Mettez la lignée côte à côte, et l'origine de la devinette forcée devient visible. Au fond, c'est une pénurie de canaux d'information : quand l'offre d'indices démontrables ne suit pas le rythme des cases qu'il faut ouvrir, le joueur est poussé à parier. Garantir le guessing-free consiste précisément à tisser un filet d'indices sur la grille, de sorte que, du premier au dernier coup, chaque position contienne au moins un coup démontrable.

Cela fait pendant au problème que j'ai traité dans L'échec lisible. Cet essai portait sur la manière de rendre les impasses lisibles. La devinette forcée en est l'inversion la pire : un échec illisible dont le joueur ne porte aucune responsabilité. Quand la cause d'une défaite ne peut être attribuée à son propre raisonnement, on ne peut pas en apprendre ; il ne reste que la texture de l'injustice.
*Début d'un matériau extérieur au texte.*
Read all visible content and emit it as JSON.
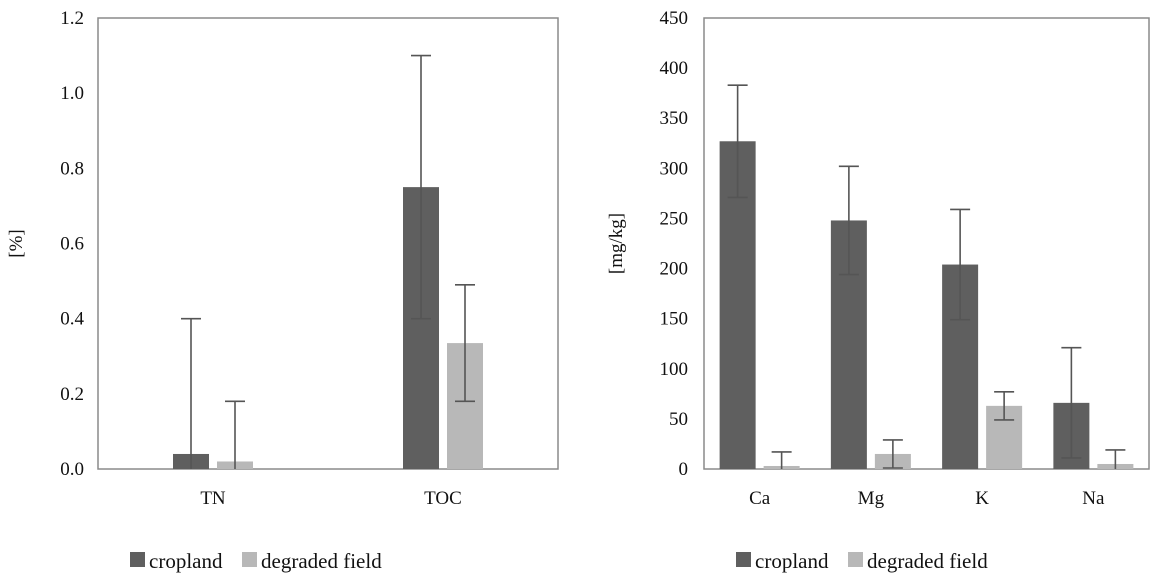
{
  "colors": {
    "cropland": "#5f5f5f",
    "degraded": "#b8b8b8",
    "error": "#555555",
    "frame": "#8a8a8a"
  },
  "chart_data": [
    {
      "type": "bar",
      "ylabel": "[%]",
      "ylim": [
        0,
        1.2
      ],
      "yticks": [
        "0.0",
        "0.2",
        "0.4",
        "0.6",
        "0.8",
        "1.0",
        "1.2"
      ],
      "categories": [
        "TN",
        "TOC"
      ],
      "series": [
        {
          "name": "cropland",
          "values": [
            0.04,
            0.75
          ],
          "errors": [
            0.36,
            0.35
          ]
        },
        {
          "name": "degraded field",
          "values": [
            0.02,
            0.335
          ],
          "errors": [
            0.16,
            0.155
          ]
        }
      ],
      "legend": [
        "cropland",
        "degraded field"
      ],
      "legend_position": "bottom"
    },
    {
      "type": "bar",
      "ylabel": "[mg/kg]",
      "ylim": [
        0,
        450
      ],
      "yticks": [
        "0",
        "50",
        "100",
        "150",
        "200",
        "250",
        "300",
        "350",
        "400",
        "450"
      ],
      "categories": [
        "Ca",
        "Mg",
        "K",
        "Na"
      ],
      "series": [
        {
          "name": "cropland",
          "values": [
            327,
            248,
            204,
            66
          ],
          "errors": [
            56,
            54,
            55,
            55
          ]
        },
        {
          "name": "degraded field",
          "values": [
            3,
            15,
            63,
            5
          ],
          "errors": [
            14,
            14,
            14,
            14
          ]
        }
      ],
      "legend": [
        "cropland",
        "degraded field"
      ],
      "legend_position": "bottom"
    }
  ]
}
Il y a un coût, bien sûr. Garantir la déductibilité à chaque position impose de lourdes contraintes à l'espace combinatoire de la grille. Le façonnage manuel fait exploser le coût de vérification par niveau ; la génération exige un vérificateur de solvabilité. Le guessing-free n'est pas gratuit. C'est précisément pour cela que cette lignée — poussée vers un standard de facto en trente ans par l'obstination de petits développeurs — mérite d'être lue comme une histoire de la technique.

Conclusion

Le Démineur fut un prototype où une déduction riche et une chance injuste cohabitaient. Hexcells a élargi le vocabulaire d'indices pour effacer la chance ; Tametsi en a prouvé la pureté sur 160 niveaux faits main ; 14 Minesweeper Variants a proscrit comme une institution le pari réussi. Trente ans de lignée se lisent comme une histoire de réparation, déplaçant tranquillement la source de la difficulté de la chance vers la déduction.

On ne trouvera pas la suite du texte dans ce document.